Frederick McCubbin, pionnier, 1904

Frederick McCubbin, Le Pionnier, 1904
Frederick McCubbin, Le Pionnier, 1904

Je me souviens d’avoir fait un devoir d’art sur la peinture ci-dessus au lycée. La peinture est du talentueux artiste australien nommé Frederick McCubbin. Il a fait un usage intéressant de 3 panneaux séparés (connus sous le nom de triptyque) pour montrer le passage du temps.

Le premier panneau présente un jeune couple pionnier dans le bush australien. L’homme allume un feu en arrière-plan tandis que la femme réfléchit au premier plan.

Le deuxième panneau présente un couple avec un nouveau-né. Il y a plus de lumière à travers les arbres en arrière-plan et une petite maison a été construite.

Le dernier panneau présente un sujet masculin qui se trouve sur une tombe. Il n’est pas certain que le sujet soit le pionnier des sections précédentes, le fils du couple ou un étranger de passage. La brousse à l’arrière-plan a été défrichée et une ville émerge.

Pablo Picasso, vieux guitariste, 1903

Pablo Picasso, vieux guitariste, 1903
Pablo Picasso, vieux guitariste, 1903

C’est l’une des peintures de Pablo Picasso de sa « période bleue », qui a duré de 1901 à 1904. La peinture semble être influencée par le mouvement artistique expressionniste, son implication avec les pauvres, ses propres luttes et le suicide de son ami proche Carlos Casagemas .

Comme pour la plupart des tableaux créés par Picasso pendant la «période bleue», il y a un sujet frêle rendu avec des bleus ternes. Le sujet est maigre et a des traits allongés.

Il saisit la guitare, qui est peinte en orange terne et représente le seul changement de couleur significatif dans le tableau. La guitare semble représenter la seule source de vie du sujet.

Fait intéressant: Les examens des conservateurs ont révélé au moins deux autres peintures sous le Vieux guitariste. Ci-dessous, une image de l’un des sujets de ces peintures.

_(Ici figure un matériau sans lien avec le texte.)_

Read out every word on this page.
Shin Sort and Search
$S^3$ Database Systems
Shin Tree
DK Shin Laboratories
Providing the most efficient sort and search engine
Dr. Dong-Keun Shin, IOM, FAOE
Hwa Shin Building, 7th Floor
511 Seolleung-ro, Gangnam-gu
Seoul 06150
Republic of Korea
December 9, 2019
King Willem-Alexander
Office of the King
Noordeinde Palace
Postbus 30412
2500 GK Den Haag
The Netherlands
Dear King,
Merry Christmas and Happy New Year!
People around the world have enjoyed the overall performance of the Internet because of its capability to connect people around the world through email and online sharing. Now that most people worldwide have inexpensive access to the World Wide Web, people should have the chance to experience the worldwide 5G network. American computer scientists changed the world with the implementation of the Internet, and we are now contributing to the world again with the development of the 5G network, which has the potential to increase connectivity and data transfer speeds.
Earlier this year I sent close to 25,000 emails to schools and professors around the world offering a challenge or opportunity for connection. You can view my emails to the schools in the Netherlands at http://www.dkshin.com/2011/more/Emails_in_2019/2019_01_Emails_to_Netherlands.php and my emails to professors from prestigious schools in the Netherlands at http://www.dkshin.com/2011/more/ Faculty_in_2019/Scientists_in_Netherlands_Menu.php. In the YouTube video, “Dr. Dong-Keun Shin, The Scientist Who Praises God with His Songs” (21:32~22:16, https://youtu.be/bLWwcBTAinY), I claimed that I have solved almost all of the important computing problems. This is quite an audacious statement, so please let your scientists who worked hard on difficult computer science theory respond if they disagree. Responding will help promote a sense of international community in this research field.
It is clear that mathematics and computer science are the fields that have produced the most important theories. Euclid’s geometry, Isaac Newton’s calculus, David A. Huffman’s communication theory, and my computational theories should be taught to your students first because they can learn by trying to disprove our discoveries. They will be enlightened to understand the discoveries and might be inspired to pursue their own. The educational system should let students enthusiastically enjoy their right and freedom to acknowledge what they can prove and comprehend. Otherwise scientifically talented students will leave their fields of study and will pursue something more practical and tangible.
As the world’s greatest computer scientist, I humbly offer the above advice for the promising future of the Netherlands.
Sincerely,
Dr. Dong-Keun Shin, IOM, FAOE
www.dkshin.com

Vieux guitariste - peinture derrière

Ilya Répine, Ivan le Terrible et son fils Ivan, 1885

Ilya Répine, Ivan le Terrible et son fils Ivan, 1885
Ilya Répine, Ivan le Terrible et son fils Ivan, 1885

La peinture ci-dessus par Ilya Repin dépeint une scène horrible avec Ivan le Terrible tenant son fils mortellement blessé, Tsarévitch Ivan Ivanovitch. On pense qu’Ivan le Terrible a fait la blessure mortelle. Répine a certainement capturé le regard affligé d’Ivan le Terrible.

Il y a un savant contraste entre les rouges vifs au premier plan et sur le sujet et les verts ternes et sombres en arrière-plan. Le niveau de détail concentre également votre attention sur les deux sujets.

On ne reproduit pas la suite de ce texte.